Editorial
Diplomacy: More than workshops
View(s):Sri Lanka’s Heads of Diplomatic Missions (HoMs) overseas were summoned for an ‘orientation course’, given some lectures and sent on a tour to familiarise themselves with the developments taking place in their home country. The intentions may have been good, but did it serve the purpose?
The answer would best come from those who attended the programme. Whether they would be able to give their honest assessment knowing what fate awaits them if anything negative is said, is another matter.
The country’s foreign policy has been severely tested – and found wanting in recent times. Its relations with the West are bad. Sri Lanka faced trade sanctions of a kind; lost a vote at the UN. Her bilateral ties with India, its closest and most important neighbour, are on the decline; and a hostile diaspora is doing everything in its power to bring disrepute to the country and the government. From all accounts, none of these key foreign policy issues was discussed in any substantive way at the symposium.
For these diplomats, it was a case of listening to lecturers. At one point, when a senior retired career officer now serving in an Asian capital complained about the lack of feedback from the MEA (Ministry of External Affairs), the Minister shut him up saying they were not brought here to complain. Another career diplomat from Chennai was snubbed by the Minister and yet another raised the pertinent question of the diaspora (which was not even on the ever-changing agenda) and asked for a discussion on how best to handle them. The Minister agreed to such a discussion, but never had it.
It is clear as clear can be, that the MEA is dysfunctional and at best, a mere post box between the President’s Office and foreign countries. This has been recognised by foreign governments and was best illustrated when the Indian National Security Adviser visited recently and met the Rajapaksa brothers for official talks, but not the Minister of External Affairs, other than at the informal breakfast with the President.
With the minister spending more time in the air than on terra firma, and officials and some political appointee diplomats overseas embroiled in intrigue and infighting, there is a need for radical reform in this area if the country’s business overseas is going to be better served.
Recruitments and training of professionals to the diplomatic service have fallen by the wayside giving way to more and more political appointments of relatives of politicians even at lower levels. It is well and good to open diplomatic missions all over Latin America and Africa as a knee-jerk reaction to the humiliating defeat at the UN in Geneva last April, but where are the trained professionals in the service to man these stations?
Already, HoMs are complaining of the lack of staff, i.e. trained career diplomats. When the new mission was opened in Turkey, a young staffer had to be sent from the Maldives to help open the embassy. The few trained professionals are yanked from one mission and sent elsewhere on ‘fire-fighting’ expeditions. The Diplomatic School has closed down and the Lakshman Kadirgamar Institute for Foreign Relations and Strategic Studies keeps having book launches and seminars but has no real substance to justify its name and the objectives for which it was established.
The need of the hour is for much more than a symposium, a homily and a cross country tour for the HoMs serving abroad. The problem is far more rooted at home, at the highest levels that direct foreign policy in the administration.
Need to monitor demographic patterns
The latest figures from the interim report on the recently concluded Census on Population and Housing must be met with mixed feelings. Among the statistics released, the growth rate of the population has dipped to 0.7 per cent during the last decade (2001-2012) — less than the replacement rate for populations.

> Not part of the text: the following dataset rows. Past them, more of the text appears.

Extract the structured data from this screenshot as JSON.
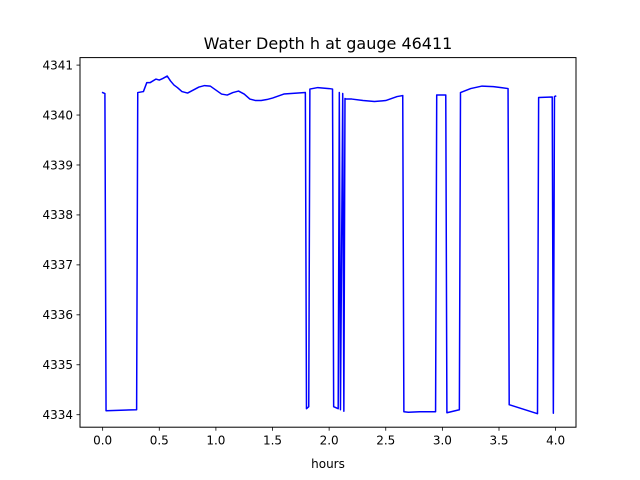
{
  "chart_data": {
    "type": "line",
    "title": "Water Depth h at gauge 46411",
    "xlabel": "hours",
    "ylabel": "",
    "xlim": [
      -0.2,
      4.18
    ],
    "ylim": [
      4333.75,
      4341.15
    ],
    "xticks": [
      0.0,
      0.5,
      1.0,
      1.5,
      2.0,
      2.5,
      3.0,
      3.5,
      4.0
    ],
    "xtick_labels": [
      "0.0",
      "0.5",
      "1.0",
      "1.5",
      "2.0",
      "2.5",
      "3.0",
      "3.5",
      "4.0"
    ],
    "yticks": [
      4334,
      4335,
      4336,
      4337,
      4338,
      4339,
      4340,
      4341
    ],
    "ytick_labels": [
      "4334",
      "4335",
      "4336",
      "4337",
      "4338",
      "4339",
      "4340",
      "4341"
    ],
    "grid": false,
    "legend": false,
    "series": [
      {
        "color": "#0000ff",
        "x": [
          0.0,
          0.02,
          0.03,
          0.3,
          0.31,
          0.36,
          0.39,
          0.42,
          0.47,
          0.5,
          0.53,
          0.57,
          0.6,
          0.63,
          0.66,
          0.7,
          0.75,
          0.8,
          0.85,
          0.9,
          0.95,
          1.0,
          1.05,
          1.1,
          1.15,
          1.2,
          1.25,
          1.3,
          1.35,
          1.4,
          1.45,
          1.5,
          1.55,
          1.6,
          1.79,
          1.8,
          1.82,
          1.83,
          1.9,
          2.0,
          2.03,
          2.04,
          2.08,
          2.09,
          2.1,
          2.12,
          2.13,
          2.14,
          2.15,
          2.2,
          2.3,
          2.4,
          2.5,
          2.55,
          2.6,
          2.65,
          2.66,
          2.7,
          2.8,
          2.94,
          2.95,
          3.03,
          3.04,
          3.15,
          3.16,
          3.25,
          3.35,
          3.45,
          3.52,
          3.58,
          3.59,
          3.84,
          3.85,
          3.97,
          3.98,
          3.99,
          4.0
        ],
        "y": [
          4340.45,
          4340.43,
          4334.08,
          4334.1,
          4340.45,
          4340.47,
          4340.65,
          4340.65,
          4340.72,
          4340.7,
          4340.73,
          4340.78,
          4340.68,
          4340.6,
          4340.55,
          4340.47,
          4340.44,
          4340.5,
          4340.56,
          4340.59,
          4340.58,
          4340.5,
          4340.42,
          4340.4,
          4340.45,
          4340.48,
          4340.42,
          4340.32,
          4340.29,
          4340.29,
          4340.31,
          4340.34,
          4340.38,
          4340.42,
          4340.45,
          4334.12,
          4334.16,
          4340.52,
          4340.55,
          4340.53,
          4340.52,
          4334.16,
          4334.12,
          4340.45,
          4334.1,
          4340.43,
          4334.07,
          4340.33,
          4340.32,
          4340.32,
          4340.29,
          4340.27,
          4340.29,
          4340.33,
          4340.37,
          4340.39,
          4334.06,
          4334.05,
          4334.06,
          4334.06,
          4340.4,
          4340.4,
          4334.04,
          4334.1,
          4340.45,
          4340.53,
          4340.58,
          4340.57,
          4340.55,
          4340.53,
          4334.2,
          4334.02,
          4340.35,
          4340.36,
          4334.03,
          4340.37,
          4340.38
        ]
      }
    ]
  }
}
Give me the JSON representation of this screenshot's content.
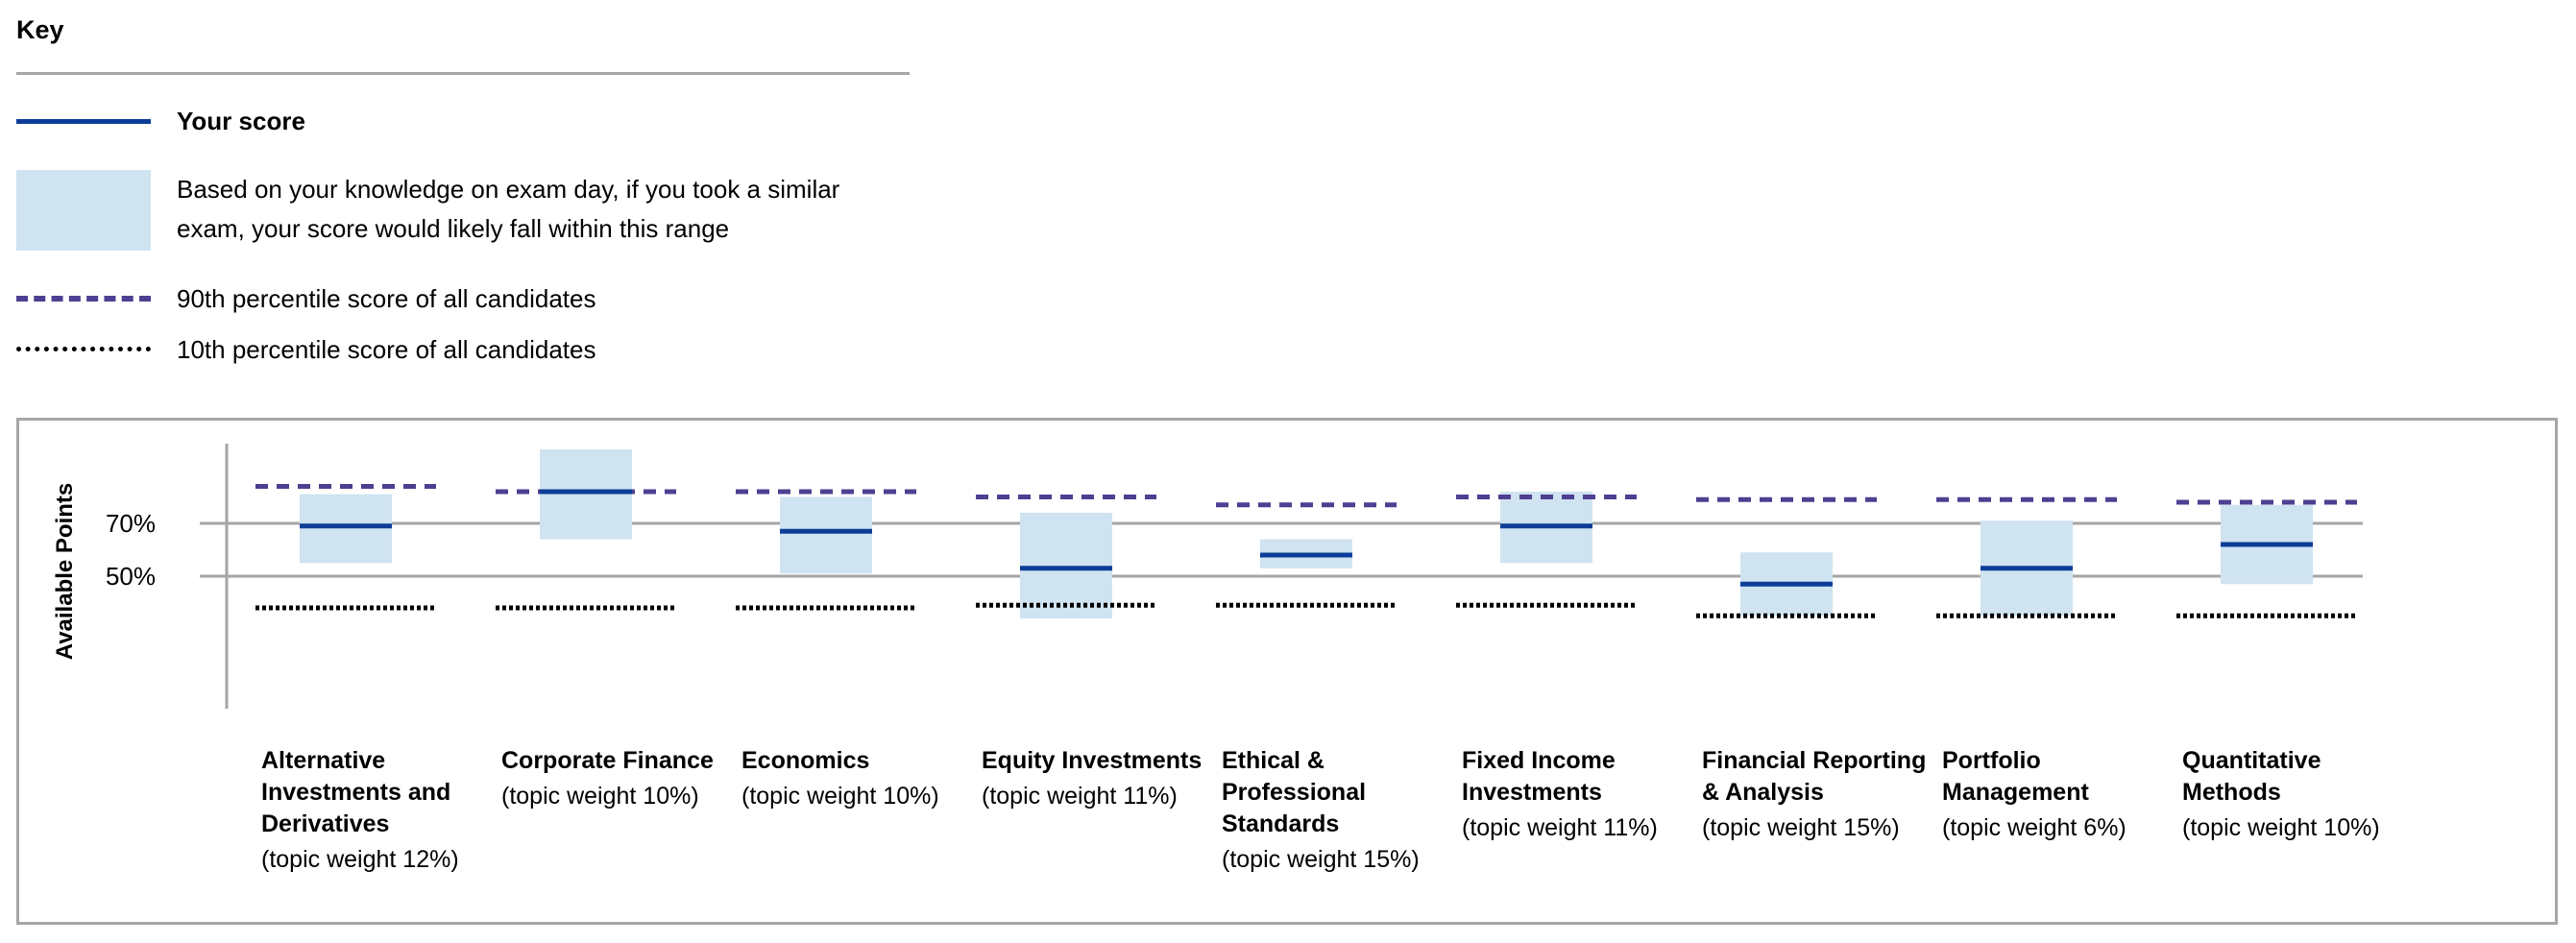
{
  "key": {
    "title": "Key",
    "your_score": "Your score",
    "range_line1": "Based on your knowledge on exam day, if you took a similar",
    "range_line2": "exam, your score would likely fall within this range",
    "p90": "90th percentile score of all candidates",
    "p10": "10th percentile score of all candidates"
  },
  "colors": {
    "score": "#0d3d99",
    "range": "#cfe3f1",
    "p90": "#4f3f91",
    "p10": "#000000",
    "gridline": "#a6a6a6"
  },
  "chart_data": {
    "type": "bar",
    "ylabel": "Available Points",
    "yticks": [
      {
        "value": 70,
        "label": "70%"
      },
      {
        "value": 50,
        "label": "50%"
      }
    ],
    "ylim": [
      0,
      100
    ],
    "categories": [
      {
        "name": "Alternative Investments and Derivatives",
        "weight": "(topic weight 12%)",
        "score": 69,
        "range": [
          55,
          81
        ],
        "p90": 84,
        "p10": 38
      },
      {
        "name": "Corporate Finance",
        "weight": "(topic weight 10%)",
        "score": 82,
        "range": [
          64,
          98
        ],
        "p90": 82,
        "p10": 38
      },
      {
        "name": "Economics",
        "weight": "(topic weight 10%)",
        "score": 67,
        "range": [
          51,
          80
        ],
        "p90": 82,
        "p10": 38
      },
      {
        "name": "Equity Investments",
        "weight": "(topic weight 11%)",
        "score": 53,
        "range": [
          34,
          74
        ],
        "p90": 80,
        "p10": 39
      },
      {
        "name": "Ethical & Professional Standards",
        "weight": "(topic weight 15%)",
        "score": 58,
        "range": [
          53,
          64
        ],
        "p90": 77,
        "p10": 39
      },
      {
        "name": "Fixed Income Investments",
        "weight": "(topic weight 11%)",
        "score": 69,
        "range": [
          55,
          82
        ],
        "p90": 80,
        "p10": 39
      },
      {
        "name": "Financial Reporting & Analysis",
        "weight": "(topic weight 15%)",
        "score": 47,
        "range": [
          35,
          59
        ],
        "p90": 79,
        "p10": 35
      },
      {
        "name": "Portfolio Management",
        "weight": "(topic weight 6%)",
        "score": 53,
        "range": [
          35,
          71
        ],
        "p90": 79,
        "p10": 35
      },
      {
        "name": "Quantitative Methods",
        "weight": "(topic weight 10%)",
        "score": 62,
        "range": [
          47,
          77
        ],
        "p90": 78,
        "p10": 35
      }
    ]
  }
}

For the first time, it has dropped below the 1 per cent mark. Since, the population increase during the last decade was only 1.4 million. Sociologists say that this low rate could have economic and social repercussions. On the one hand, there will be smaller markets and shortages of the labour force, but most significant would be, they contend, is that there will be fewer caretakers for an ageing population. If the migrations of the able-bodied, i.e. students settling abroad, asylum seekers and workers to West Asia continue, this problem will only be further compounded. The elderly population is to grow to five million or 22 per cent of the total population by 2031.
That apart, there is little doubt that population pressure is a problem that needs to be tackled. In the cities, one has only to be on the roads, especially in the mornings, early afternoons or evenings, when schools and offices open and close, to realise how overloaded and inadequate our public transport system and road network are. Populations tend to gravitate to the cities as rural areas still lag behind in the modern amenities of sanitation and habitation, education and employment.
Population pressure impacts on land, forestry, fishing and other resources. There are increasing encroachments on state lands countrywide and plantations have to be protected by laws against fragmentation especially for housing. In India’s Mumbai, a city that is estimated to have a population of 28 million in a decade or so, and be the most populated city in the world, there is a howl as villagers inch into wild life reserves and leopards drag away little children mistaking them for animals. This kind of situation must not arise in Sri Lanka constrained as it is with limited land area.
It is the other side of the coin for many western countries, especially in Scandinavia. Birth rates have dropped alarmingly and immigration has risen, fuelling community tensions.
While it is difficult to computer programme these growth rates, at last there are some data available after the north-east insurgency ended to monitor the demographic landscape of the country. The need then is for careful farsighted vision and planning to balance the different demands the next few decades will bring.